For the past several decades, successive Egyptian governments have practised the economic equivalent of riding a skateboard without a helmet; risky but manageable in the short run as long as one doesn’t encounter any obstacles. However, the inevitable has happened. Egypt’s economy smashed into not one, but two, major obstacles; a pandemic, which it just managed to stagger away from (World Bank, 2021), followed by the full-scale Russian invasion of Ukraine.
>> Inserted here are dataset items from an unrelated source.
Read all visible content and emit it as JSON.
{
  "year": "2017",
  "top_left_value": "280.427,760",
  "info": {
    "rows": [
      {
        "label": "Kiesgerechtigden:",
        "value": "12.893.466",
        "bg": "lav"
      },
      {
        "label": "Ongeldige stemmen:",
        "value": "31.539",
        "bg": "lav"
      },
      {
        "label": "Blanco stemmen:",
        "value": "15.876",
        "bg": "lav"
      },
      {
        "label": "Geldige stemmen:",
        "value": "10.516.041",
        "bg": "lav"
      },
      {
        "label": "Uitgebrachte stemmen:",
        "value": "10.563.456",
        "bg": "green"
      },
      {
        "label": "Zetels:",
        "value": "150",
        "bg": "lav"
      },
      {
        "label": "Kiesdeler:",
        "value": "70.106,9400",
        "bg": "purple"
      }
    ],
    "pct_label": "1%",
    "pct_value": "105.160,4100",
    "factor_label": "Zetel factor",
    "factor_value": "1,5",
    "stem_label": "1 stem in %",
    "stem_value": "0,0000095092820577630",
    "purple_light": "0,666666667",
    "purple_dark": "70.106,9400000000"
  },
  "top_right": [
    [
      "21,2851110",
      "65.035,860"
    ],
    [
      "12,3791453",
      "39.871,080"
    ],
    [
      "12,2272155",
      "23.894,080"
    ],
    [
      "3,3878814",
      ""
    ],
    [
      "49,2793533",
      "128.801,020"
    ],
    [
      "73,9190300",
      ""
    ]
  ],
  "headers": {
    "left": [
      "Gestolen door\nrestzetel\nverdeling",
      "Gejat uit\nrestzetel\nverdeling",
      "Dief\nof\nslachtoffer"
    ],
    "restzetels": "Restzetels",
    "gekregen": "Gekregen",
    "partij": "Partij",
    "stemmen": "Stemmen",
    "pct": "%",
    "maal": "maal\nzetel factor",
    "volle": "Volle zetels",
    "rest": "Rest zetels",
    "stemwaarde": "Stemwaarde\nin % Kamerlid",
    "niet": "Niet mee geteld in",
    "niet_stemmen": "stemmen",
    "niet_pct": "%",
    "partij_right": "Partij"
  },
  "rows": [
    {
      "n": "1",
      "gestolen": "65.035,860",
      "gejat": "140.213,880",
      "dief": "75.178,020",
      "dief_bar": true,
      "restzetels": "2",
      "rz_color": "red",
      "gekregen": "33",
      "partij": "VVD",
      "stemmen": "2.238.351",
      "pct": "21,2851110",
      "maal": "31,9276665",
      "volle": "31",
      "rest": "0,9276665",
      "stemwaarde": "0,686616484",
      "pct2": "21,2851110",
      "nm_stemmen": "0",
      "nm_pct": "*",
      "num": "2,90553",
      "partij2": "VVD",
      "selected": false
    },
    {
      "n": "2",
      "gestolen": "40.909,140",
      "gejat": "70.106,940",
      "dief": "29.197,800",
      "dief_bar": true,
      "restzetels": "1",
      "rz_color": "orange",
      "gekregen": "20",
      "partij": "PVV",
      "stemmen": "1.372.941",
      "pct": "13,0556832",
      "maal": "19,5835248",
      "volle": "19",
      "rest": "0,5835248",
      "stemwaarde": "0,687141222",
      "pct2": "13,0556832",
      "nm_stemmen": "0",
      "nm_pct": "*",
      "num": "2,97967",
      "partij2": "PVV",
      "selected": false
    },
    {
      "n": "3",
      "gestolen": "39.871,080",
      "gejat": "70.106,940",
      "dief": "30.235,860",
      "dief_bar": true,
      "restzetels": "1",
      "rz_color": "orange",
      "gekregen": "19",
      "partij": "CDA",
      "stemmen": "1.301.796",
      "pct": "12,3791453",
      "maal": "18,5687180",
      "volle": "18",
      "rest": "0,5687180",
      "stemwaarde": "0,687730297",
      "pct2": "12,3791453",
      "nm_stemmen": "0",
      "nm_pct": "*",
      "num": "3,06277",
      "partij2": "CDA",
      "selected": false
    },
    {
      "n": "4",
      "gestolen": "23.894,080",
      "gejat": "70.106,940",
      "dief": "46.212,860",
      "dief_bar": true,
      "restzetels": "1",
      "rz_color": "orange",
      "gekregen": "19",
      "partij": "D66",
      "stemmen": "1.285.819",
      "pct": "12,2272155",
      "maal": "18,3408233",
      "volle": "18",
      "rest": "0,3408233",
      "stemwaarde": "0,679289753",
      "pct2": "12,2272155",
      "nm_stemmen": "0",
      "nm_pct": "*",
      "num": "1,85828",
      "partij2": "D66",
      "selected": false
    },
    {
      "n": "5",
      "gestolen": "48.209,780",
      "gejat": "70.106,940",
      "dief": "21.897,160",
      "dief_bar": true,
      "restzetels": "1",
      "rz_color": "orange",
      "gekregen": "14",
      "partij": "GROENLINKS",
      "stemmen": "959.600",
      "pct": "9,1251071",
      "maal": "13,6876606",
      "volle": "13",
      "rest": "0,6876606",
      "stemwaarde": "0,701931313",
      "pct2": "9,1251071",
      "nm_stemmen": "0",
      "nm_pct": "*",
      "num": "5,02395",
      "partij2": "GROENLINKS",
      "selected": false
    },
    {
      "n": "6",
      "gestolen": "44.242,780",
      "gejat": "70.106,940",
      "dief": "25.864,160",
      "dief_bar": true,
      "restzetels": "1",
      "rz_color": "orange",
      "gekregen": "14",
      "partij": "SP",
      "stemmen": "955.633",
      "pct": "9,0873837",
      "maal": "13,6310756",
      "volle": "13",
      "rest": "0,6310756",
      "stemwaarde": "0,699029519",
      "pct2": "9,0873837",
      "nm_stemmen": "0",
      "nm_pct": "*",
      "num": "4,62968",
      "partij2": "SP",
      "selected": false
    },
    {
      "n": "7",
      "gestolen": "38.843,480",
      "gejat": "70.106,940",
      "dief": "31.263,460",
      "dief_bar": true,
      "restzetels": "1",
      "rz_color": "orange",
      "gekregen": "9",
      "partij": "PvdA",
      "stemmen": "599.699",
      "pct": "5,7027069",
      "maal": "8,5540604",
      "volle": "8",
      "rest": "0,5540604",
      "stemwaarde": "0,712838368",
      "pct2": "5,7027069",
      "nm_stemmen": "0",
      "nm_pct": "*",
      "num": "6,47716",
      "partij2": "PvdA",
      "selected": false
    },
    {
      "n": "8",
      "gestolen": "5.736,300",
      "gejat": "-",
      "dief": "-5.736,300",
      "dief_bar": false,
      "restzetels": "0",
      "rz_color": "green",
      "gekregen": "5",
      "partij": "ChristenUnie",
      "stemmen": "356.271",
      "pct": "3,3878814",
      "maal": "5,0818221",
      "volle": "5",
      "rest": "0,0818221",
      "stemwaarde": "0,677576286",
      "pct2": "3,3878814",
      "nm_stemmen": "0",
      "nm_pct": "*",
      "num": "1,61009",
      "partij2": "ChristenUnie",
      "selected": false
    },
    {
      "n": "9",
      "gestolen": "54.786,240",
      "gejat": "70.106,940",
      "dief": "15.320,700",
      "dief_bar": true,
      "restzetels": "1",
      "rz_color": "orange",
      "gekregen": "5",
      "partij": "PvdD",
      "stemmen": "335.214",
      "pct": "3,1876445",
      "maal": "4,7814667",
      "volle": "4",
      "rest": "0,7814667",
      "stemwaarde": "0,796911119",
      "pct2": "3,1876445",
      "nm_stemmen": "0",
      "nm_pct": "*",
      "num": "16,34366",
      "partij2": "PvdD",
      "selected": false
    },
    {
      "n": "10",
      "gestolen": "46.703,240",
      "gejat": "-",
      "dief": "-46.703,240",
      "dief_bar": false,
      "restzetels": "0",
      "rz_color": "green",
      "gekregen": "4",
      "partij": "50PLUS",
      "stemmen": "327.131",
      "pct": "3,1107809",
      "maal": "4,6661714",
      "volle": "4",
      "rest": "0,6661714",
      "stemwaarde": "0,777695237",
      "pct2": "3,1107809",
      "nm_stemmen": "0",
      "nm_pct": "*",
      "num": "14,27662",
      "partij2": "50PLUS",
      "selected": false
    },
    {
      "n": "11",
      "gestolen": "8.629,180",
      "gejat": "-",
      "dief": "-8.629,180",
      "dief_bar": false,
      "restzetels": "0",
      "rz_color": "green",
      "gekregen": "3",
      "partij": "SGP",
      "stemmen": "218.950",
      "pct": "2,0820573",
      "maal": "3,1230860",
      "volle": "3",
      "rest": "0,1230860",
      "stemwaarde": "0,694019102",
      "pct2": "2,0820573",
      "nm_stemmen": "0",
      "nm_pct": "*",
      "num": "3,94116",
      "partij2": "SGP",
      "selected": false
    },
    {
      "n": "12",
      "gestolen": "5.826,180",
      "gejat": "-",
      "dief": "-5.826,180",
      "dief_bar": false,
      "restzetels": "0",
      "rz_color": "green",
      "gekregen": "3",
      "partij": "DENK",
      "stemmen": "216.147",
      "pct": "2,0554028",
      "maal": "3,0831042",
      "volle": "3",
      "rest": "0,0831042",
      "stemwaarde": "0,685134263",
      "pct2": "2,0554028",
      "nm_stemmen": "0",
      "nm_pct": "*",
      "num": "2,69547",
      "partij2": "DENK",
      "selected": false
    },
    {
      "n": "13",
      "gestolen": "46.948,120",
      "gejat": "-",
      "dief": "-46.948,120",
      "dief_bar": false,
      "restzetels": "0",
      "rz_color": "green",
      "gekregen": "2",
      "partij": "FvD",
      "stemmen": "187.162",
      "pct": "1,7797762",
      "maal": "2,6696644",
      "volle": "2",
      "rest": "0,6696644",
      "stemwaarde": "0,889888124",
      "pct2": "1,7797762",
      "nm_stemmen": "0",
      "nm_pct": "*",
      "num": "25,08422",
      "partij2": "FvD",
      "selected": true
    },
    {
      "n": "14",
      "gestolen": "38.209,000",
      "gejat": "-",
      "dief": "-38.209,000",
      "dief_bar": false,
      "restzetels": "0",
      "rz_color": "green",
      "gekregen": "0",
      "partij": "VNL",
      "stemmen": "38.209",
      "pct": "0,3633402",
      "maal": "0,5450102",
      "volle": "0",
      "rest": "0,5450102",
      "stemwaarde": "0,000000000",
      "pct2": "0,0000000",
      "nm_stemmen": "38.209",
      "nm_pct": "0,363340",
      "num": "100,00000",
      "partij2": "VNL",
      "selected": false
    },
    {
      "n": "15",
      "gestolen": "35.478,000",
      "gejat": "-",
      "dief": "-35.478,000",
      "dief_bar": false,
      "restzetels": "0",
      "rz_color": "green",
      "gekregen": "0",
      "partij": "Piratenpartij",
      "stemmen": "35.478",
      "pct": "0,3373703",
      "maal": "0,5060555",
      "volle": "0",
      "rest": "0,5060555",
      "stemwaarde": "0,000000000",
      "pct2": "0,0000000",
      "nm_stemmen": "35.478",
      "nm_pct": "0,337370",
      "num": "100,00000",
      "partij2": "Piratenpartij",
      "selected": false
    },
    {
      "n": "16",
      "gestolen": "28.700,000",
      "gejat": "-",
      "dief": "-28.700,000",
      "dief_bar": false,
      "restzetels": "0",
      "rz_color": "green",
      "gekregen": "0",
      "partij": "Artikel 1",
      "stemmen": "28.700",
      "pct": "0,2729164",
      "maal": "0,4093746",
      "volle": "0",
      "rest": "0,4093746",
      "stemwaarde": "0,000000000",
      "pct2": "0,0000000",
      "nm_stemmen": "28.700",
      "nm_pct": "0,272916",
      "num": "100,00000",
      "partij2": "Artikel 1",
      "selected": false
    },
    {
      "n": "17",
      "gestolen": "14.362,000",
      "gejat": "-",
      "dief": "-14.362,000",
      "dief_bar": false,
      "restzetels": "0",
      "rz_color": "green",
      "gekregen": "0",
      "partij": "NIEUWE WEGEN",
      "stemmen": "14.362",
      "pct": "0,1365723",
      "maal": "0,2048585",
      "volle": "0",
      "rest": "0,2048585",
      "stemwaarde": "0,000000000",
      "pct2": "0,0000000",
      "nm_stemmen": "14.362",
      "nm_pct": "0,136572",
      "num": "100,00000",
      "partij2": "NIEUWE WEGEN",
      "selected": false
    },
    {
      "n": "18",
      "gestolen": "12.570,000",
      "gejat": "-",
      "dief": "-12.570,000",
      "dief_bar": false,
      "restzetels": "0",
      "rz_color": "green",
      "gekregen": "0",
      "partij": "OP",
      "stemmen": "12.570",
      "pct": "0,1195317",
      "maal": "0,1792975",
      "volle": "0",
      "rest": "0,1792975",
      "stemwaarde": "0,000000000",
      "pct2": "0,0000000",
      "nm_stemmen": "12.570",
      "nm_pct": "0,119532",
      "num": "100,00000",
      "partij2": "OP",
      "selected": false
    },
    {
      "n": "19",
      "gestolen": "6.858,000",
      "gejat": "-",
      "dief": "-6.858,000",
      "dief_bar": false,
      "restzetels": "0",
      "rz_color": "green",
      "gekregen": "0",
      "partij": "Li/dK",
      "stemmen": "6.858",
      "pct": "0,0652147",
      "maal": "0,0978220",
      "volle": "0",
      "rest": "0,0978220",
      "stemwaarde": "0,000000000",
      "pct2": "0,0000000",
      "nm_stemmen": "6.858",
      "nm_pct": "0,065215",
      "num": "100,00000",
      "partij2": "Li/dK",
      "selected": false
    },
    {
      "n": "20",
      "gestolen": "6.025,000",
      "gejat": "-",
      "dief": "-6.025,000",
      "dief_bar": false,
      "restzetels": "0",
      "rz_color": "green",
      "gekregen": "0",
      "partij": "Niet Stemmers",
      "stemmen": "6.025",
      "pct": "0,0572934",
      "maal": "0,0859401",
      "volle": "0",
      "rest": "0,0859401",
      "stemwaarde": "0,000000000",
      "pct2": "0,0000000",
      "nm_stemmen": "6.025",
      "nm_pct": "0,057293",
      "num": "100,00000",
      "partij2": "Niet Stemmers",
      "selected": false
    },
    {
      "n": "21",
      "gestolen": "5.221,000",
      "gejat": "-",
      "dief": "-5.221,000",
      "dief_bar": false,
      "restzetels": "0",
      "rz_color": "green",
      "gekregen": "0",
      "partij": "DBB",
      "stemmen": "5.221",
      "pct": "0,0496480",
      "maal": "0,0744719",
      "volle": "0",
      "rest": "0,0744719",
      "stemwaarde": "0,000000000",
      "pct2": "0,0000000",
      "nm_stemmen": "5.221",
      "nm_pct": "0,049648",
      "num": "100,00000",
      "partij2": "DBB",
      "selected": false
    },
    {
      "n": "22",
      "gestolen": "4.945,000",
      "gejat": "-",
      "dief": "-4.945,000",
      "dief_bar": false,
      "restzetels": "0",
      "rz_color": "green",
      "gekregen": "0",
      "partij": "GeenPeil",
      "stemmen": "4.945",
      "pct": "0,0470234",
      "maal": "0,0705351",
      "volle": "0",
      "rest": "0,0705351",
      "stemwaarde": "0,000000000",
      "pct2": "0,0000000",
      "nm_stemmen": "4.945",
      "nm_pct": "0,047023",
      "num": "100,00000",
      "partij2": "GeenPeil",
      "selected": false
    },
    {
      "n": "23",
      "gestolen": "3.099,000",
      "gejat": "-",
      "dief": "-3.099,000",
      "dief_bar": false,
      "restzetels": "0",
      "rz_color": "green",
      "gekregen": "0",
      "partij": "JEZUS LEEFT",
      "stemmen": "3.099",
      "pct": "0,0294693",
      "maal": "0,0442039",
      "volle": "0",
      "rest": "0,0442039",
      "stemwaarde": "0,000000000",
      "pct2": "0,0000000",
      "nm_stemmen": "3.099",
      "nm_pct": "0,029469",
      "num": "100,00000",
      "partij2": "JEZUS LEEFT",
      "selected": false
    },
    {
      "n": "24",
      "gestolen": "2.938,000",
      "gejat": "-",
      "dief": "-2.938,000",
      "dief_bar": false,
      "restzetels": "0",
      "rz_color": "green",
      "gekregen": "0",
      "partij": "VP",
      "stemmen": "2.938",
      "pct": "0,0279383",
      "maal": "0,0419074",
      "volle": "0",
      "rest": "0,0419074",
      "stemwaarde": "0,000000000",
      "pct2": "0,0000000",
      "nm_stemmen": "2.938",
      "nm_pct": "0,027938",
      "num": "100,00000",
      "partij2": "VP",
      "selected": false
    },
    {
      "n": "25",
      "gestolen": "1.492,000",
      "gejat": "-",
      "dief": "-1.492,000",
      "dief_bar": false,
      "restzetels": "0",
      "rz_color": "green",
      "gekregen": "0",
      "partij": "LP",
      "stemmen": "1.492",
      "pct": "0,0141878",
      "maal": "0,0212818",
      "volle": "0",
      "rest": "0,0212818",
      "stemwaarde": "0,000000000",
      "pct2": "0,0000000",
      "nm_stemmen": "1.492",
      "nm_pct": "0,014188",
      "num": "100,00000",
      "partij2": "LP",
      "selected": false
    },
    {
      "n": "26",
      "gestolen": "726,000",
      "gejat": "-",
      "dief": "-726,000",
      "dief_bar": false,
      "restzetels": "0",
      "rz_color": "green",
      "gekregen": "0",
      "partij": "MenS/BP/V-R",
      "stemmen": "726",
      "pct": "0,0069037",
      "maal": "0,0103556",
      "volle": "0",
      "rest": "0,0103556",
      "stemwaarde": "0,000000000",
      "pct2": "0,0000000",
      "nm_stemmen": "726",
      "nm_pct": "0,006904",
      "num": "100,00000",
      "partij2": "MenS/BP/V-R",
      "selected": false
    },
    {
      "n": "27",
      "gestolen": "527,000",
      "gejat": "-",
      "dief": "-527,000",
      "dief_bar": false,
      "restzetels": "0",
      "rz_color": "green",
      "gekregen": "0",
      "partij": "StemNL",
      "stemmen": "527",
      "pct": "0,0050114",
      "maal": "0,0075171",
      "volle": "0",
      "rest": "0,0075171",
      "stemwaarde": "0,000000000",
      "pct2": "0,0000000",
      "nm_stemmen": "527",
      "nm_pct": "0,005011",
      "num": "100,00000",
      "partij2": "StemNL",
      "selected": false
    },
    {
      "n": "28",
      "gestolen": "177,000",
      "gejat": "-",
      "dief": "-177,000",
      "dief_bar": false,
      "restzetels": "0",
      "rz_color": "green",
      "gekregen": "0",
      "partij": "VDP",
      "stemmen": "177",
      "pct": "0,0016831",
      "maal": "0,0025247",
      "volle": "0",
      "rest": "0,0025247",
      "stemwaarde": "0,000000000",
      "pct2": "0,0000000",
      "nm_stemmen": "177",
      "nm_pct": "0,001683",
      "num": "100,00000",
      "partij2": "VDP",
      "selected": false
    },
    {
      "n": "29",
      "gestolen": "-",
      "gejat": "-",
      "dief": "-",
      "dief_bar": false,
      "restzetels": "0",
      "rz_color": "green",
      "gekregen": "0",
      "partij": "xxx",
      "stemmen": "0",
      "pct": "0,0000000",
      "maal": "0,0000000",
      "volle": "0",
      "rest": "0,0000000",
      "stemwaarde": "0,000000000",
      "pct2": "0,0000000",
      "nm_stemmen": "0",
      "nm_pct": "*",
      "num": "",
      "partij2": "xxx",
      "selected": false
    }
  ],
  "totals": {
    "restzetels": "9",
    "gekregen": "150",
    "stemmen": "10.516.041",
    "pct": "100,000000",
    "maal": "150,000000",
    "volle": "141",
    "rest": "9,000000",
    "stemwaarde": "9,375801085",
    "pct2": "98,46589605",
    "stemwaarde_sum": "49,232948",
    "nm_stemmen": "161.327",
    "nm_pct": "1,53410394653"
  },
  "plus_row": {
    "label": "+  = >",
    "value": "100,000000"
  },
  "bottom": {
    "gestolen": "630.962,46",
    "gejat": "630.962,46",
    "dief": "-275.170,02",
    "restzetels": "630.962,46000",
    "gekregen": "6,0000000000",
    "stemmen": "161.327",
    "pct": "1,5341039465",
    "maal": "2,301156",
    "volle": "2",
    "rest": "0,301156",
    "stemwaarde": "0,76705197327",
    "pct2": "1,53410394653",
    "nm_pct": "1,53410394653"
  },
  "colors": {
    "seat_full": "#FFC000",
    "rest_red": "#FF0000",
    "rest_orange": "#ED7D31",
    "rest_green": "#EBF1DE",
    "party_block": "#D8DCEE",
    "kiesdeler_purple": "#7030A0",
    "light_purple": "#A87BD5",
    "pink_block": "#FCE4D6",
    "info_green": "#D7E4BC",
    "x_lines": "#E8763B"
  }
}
Both of these developments have had devastating and far-reaching global ramifications that are in no way unique to Egypt, but the country’s economy has inherent weaknesses that have long made it particularly vulnerable to external shocks. Those weaknesses include a long-standing and risky reliance on foreign debt, particularly short-term loans, coupled with massive food and fuel imports. Put simply, Egypt spends more than it makes and it has borrowed heavily to feed this habit. A staggering 56% of the current fiscal year’s budget is being allocated to debt servicing (Kassab, 2023). The Russian war on Ukraine disrupted global supply chains and sent prices soaring, making the cost of Egypt’s imports prohibitive and dramatically reducing available foreign currency deposits. Those dwindling deposits have in turn crippled imports across every sector of society; medicines and medical supplies, machinery and agricultural fodder, which has, in turn, affected the price and availability of livestock, causing food prices to soar. A devaluation of the Egyptian Pound, mandated by the latest loan from the International Monetary Fund (IMF, 2022) in December 2022, has seen the local currency lose almost half its value against the dollar since the beginning of the year. Another of the IMF’s conditions was that the State (and by direct implication the military) relinquish its outsize role in the economy and allow the private sector to become the engine of growth that it normally would be.